The Soviet Union tried to own everything, and that ended in bread lines and total systemic collapse. There are things the government is objectively terrible at doing. Innovation in consumer tech, for example, thrives in a private market. You wouldn't want a "Government iPhone." It would be three inches thick and run on 20-year-old software.
The problem isn't private business. The problem is when we apply market logic to things that aren't markets—like justice, basic survival, and the environment.
How to Navigate a Privatized World
You can’t opt out of the privatization of everything entirely, but you can change how you interact with it. It starts with awareness.
- Check your utilities. Who owns your water and power? If it’s a private equity firm, keep a very close eye on rate hike hearings. These are often public, but nobody shows up. Show up.
- Support true public libraries. They are one of the last places on earth where you can exist without being expected to spend money. They are a miracle of the "public" model.
- Read the fine print on "public-private partnerships." These are often marketed as "free money" for cities, but they usually involve giving away decades of future revenue for a small check today.
- Advocate for "open source" infrastructure. This applies to digital life too. Using software and platforms that aren't owned by a single mega-corp helps keep the digital commons alive.
The shift toward the privatization of everything happened because we stopped seeing ourselves as "citizens" and started seeing ourselves as "consumers." A citizen has rights and a stake in the system. A consumer just has a wallet.
The next time you pay a toll or see a park with a corporate logo on it, ask yourself: who actually owns this? And more importantly, who is it being run for? If the answer is "shareholders" rather than "people," then you know exactly where we are on the map.
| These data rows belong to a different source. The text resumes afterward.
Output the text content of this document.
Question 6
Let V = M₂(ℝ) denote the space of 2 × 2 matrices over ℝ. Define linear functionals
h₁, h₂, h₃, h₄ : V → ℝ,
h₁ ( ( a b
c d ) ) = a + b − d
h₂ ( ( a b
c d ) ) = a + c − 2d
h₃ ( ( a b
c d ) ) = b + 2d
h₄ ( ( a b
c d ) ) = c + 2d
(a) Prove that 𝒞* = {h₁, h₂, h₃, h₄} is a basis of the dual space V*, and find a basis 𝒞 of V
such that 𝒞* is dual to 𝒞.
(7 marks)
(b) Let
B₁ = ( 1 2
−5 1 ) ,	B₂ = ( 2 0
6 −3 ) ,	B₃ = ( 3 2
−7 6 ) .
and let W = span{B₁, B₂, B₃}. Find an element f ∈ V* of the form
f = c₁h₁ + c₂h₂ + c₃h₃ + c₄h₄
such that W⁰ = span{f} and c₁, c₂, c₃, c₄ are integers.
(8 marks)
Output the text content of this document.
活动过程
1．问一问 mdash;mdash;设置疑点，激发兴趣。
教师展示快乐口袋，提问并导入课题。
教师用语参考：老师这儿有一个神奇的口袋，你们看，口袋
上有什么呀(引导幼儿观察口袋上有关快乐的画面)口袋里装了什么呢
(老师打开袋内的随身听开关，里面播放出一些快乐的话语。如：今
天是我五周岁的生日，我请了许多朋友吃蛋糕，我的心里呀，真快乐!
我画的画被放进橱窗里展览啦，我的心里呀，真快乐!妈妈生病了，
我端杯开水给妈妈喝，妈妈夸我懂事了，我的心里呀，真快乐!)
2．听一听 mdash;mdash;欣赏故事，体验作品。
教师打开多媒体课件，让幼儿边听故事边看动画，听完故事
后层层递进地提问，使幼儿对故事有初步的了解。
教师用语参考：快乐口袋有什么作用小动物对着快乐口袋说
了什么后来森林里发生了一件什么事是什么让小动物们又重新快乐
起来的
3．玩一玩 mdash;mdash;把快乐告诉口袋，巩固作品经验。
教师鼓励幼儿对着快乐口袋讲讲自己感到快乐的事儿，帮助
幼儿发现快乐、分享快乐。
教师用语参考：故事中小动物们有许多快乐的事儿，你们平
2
The best way to push back is to demand that "public" stays public. That means voting for people who value long-term community health over short-term budget fixes. It means being willing to pay taxes for things we all use, rather than paying "fees" to a company that only cares about the bottom line. It’s not about being anti-business; it’s about knowing where the market ends and society begins.
Actionable Steps for the Skeptical Citizen
Start by auditing your local landscape. Look at your city council's agenda for the words "outsourcing" or "asset monetization." These are the buzzwords for selling off public goods.
Engage with your local school board to understand how much of the "public" budget is being diverted to private vendors. Often, the food services, the busing, and even the custodial work are all privatized, leading to lower wages for workers in your community.
Finally, protect the data. In the 21st century, our collective data—traffic patterns, health trends, shopping habits—is the new "public land." Don't let it be fenced off without a fight. Use privacy-focused tools and support legislation that treats data as a public resource rather than private property.